One of the world’s leading water feature design firms, WET, was enlisted to help. The company behind Las Vegas' famous Fountains of Bellagio and the record-breaking HSBC Rain Vortex at Jewel Changi Airport, WET envisaged a series of water features to sit along the resort’s main axis. From Firefalls to Skyblaze, the evocatively named fountains demonstrate the power of water, but also its capacity to encourage quiet moments of contemplation.
Firefalls consists of two reflective walls of glass, clad in rippling water, interspersed with programmed plumes of fire, while Skyblaze is a 28-metre high fire and water fountain that encapsulates myriad water forms, fire bursts, lights and performative music.
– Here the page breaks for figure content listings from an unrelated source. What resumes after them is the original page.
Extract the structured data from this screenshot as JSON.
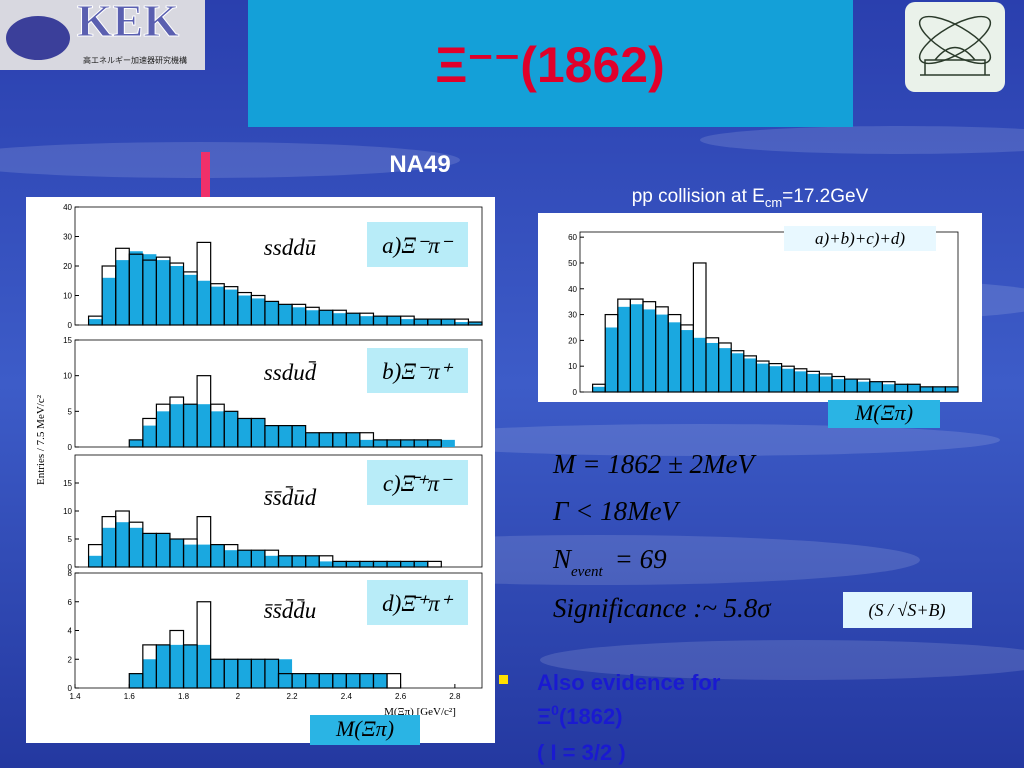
{
  "header": {
    "title": "Ξ⁻⁻(1862)",
    "logo_text": "KEK",
    "logo_subtitle": "高エネルギー加速器研究機構"
  },
  "experiment": "NA49",
  "subtitle": {
    "text": "pp collision at E",
    "sub": "cm",
    "rest": "=17.2GeV"
  },
  "left_plot": {
    "type": "histogram",
    "ylabel": "Entries / 7.5 MeV/c²",
    "xlabel": "M(Ξπ) [GeV/c²]",
    "axis_box": "M(Ξπ)",
    "xlim": [
      1.4,
      2.9
    ],
    "xticks": [
      1.4,
      1.6,
      1.8,
      2,
      2.2,
      2.4,
      2.6,
      2.8
    ],
    "bins": [
      1.4,
      1.45,
      1.5,
      1.55,
      1.6,
      1.65,
      1.7,
      1.75,
      1.8,
      1.85,
      1.9,
      1.95,
      2,
      2.05,
      2.1,
      2.15,
      2.2,
      2.25,
      2.3,
      2.35,
      2.4,
      2.45,
      2.5,
      2.55,
      2.6,
      2.65,
      2.7,
      2.75,
      2.8,
      2.85,
      2.9
    ],
    "panels": [
      {
        "label": "a)Ξ⁻π⁻",
        "quarks": "ssddū",
        "ylim": [
          0,
          40
        ],
        "yticks": [
          0,
          10,
          20,
          30,
          40
        ],
        "background": [
          0,
          2,
          16,
          22,
          25,
          24,
          22,
          20,
          17,
          15,
          13,
          12,
          10,
          9,
          8,
          7,
          6,
          5,
          5,
          4,
          4,
          3,
          3,
          3,
          2,
          2,
          2,
          2,
          1,
          1
        ],
        "data": [
          0,
          3,
          20,
          26,
          24,
          22,
          23,
          21,
          18,
          28,
          14,
          13,
          11,
          10,
          8,
          7,
          7,
          6,
          5,
          5,
          4,
          4,
          3,
          3,
          3,
          2,
          2,
          2,
          2,
          1
        ]
      },
      {
        "label": "b)Ξ⁻π⁺",
        "quarks": "ssdud̄",
        "ylim": [
          0,
          15
        ],
        "yticks": [
          0,
          5,
          10,
          15
        ],
        "background": [
          0,
          0,
          0,
          0,
          1,
          3,
          5,
          6,
          6,
          6,
          5,
          5,
          4,
          4,
          3,
          3,
          3,
          2,
          2,
          2,
          2,
          1,
          1,
          1,
          1,
          1,
          1,
          1,
          0,
          0
        ],
        "data": [
          0,
          0,
          0,
          0,
          1,
          4,
          6,
          7,
          6,
          10,
          6,
          5,
          4,
          4,
          3,
          3,
          3,
          2,
          2,
          2,
          2,
          2,
          1,
          1,
          1,
          1,
          1,
          0,
          0,
          0
        ]
      },
      {
        "label": "c)Ξ̄⁺π⁻",
        "quarks": "s̄s̄d̄ūd",
        "ylim": [
          0,
          20
        ],
        "yticks": [
          0,
          5,
          10,
          15
        ],
        "background": [
          0,
          2,
          7,
          8,
          7,
          6,
          6,
          5,
          4,
          4,
          4,
          3,
          3,
          3,
          2,
          2,
          2,
          2,
          1,
          1,
          1,
          1,
          1,
          1,
          1,
          1,
          0,
          0,
          0,
          0
        ],
        "data": [
          0,
          4,
          9,
          10,
          8,
          6,
          6,
          5,
          5,
          9,
          4,
          4,
          3,
          3,
          3,
          2,
          2,
          2,
          2,
          1,
          1,
          1,
          1,
          1,
          1,
          1,
          1,
          0,
          0,
          0
        ]
      },
      {
        "label": "d)Ξ̄⁺π⁺",
        "quarks": "s̄s̄d̄d̄u",
        "ylim": [
          0,
          8
        ],
        "yticks": [
          0,
          2,
          4,
          6,
          8
        ],
        "background": [
          0,
          0,
          0,
          0,
          1,
          2,
          3,
          3,
          3,
          3,
          2,
          2,
          2,
          2,
          2,
          2,
          1,
          1,
          1,
          1,
          1,
          1,
          1,
          0,
          0,
          0,
          0,
          0,
          0,
          0
        ],
        "data": [
          0,
          0,
          0,
          0,
          1,
          3,
          3,
          4,
          3,
          6,
          2,
          2,
          2,
          2,
          2,
          1,
          1,
          1,
          1,
          1,
          1,
          1,
          1,
          1,
          0,
          0,
          0,
          0,
          0,
          0
        ]
      }
    ]
  },
  "right_plot": {
    "type": "histogram",
    "label": "a)+b)+c)+d)",
    "axis_box": "M(Ξπ)",
    "xlim": [
      1.4,
      2.9
    ],
    "ylim": [
      0,
      62
    ],
    "yticks": [
      0,
      10,
      20,
      30,
      40,
      50,
      60
    ],
    "bins": [
      1.4,
      1.45,
      1.5,
      1.55,
      1.6,
      1.65,
      1.7,
      1.75,
      1.8,
      1.85,
      1.9,
      1.95,
      2,
      2.05,
      2.1,
      2.15,
      2.2,
      2.25,
      2.3,
      2.35,
      2.4,
      2.45,
      2.5,
      2.55,
      2.6,
      2.65,
      2.7,
      2.75,
      2.8,
      2.85,
      2.9
    ],
    "background": [
      0,
      2,
      25,
      33,
      34,
      32,
      30,
      27,
      24,
      21,
      19,
      17,
      15,
      13,
      11,
      10,
      9,
      8,
      7,
      6,
      5,
      5,
      4,
      4,
      3,
      3,
      3,
      2,
      2,
      2
    ],
    "data": [
      0,
      3,
      30,
      36,
      36,
      35,
      33,
      30,
      26,
      50,
      21,
      19,
      16,
      14,
      12,
      11,
      10,
      9,
      8,
      7,
      6,
      5,
      5,
      4,
      4,
      3,
      3,
      2,
      2,
      2
    ]
  },
  "results": {
    "mass": "M = 1862 ± 2MeV",
    "width": "Γ < 18MeV",
    "n_symbol": "N",
    "n_sub": "event",
    "n_value": "= 69",
    "significance": "Significance :~ 5.8σ",
    "significance_def": "(S / √S+B)"
  },
  "bullet": {
    "line1": "Also evidence for",
    "line2_base": "Ξ",
    "line2_sup": "0",
    "line2_rest": "(1862)",
    "line3": "( I = 3/2 )"
  }
}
Complementing these tributes to water, the hotel’s design takes traditional resort landscaping and transforms it into vertical forms. The design of the property’s Sky Pool Villas and Sky Terraces are also informed by local culture, taking cues from Mozarabic courtyards, which were traditionally cooled by shading, plants and ornamental fountains. The villas and terraces are shaded from the floors above and ventilated by the oceanic winds and pools, creating passively cooled spaces that aim to extend the time guests can enjoy the outdoors from six to almost 10 months of the year.
All of the resort’s elevated pools are acrylic-fronted, inviting guests to swim up to 43 stories in the air, while looking out to the skyline and beyond.
“This is it. Our moment is finally here to reveal Atlantis The Royal as the world’s most ultra-luxury resort,” says Tim Kelly, managing director of Atlantis Dubai. “Atlantis The Royal is about experiencing something you never imagined could be and the architecture sets this up masterfully, with the six towers joined together by a 90-foot infinity pool, redrawing the Dubai skyline and creating a new icon on the Palm.
“It delivers a bespoke range of breathtaking experiences, inviting guests to swim among the clouds in sky pools and be dazzled by fountains that breathe fire. The unique building reflects the once-in-a-lifetime experiences guests will have inside.”
The hotel has already begun taking reservations for March. Rooms in the opening month start at Dh4,066 for the first two weeks, going up to Dh4,545 from March 19. In April, rooms cost as much as Dh5,951 per night.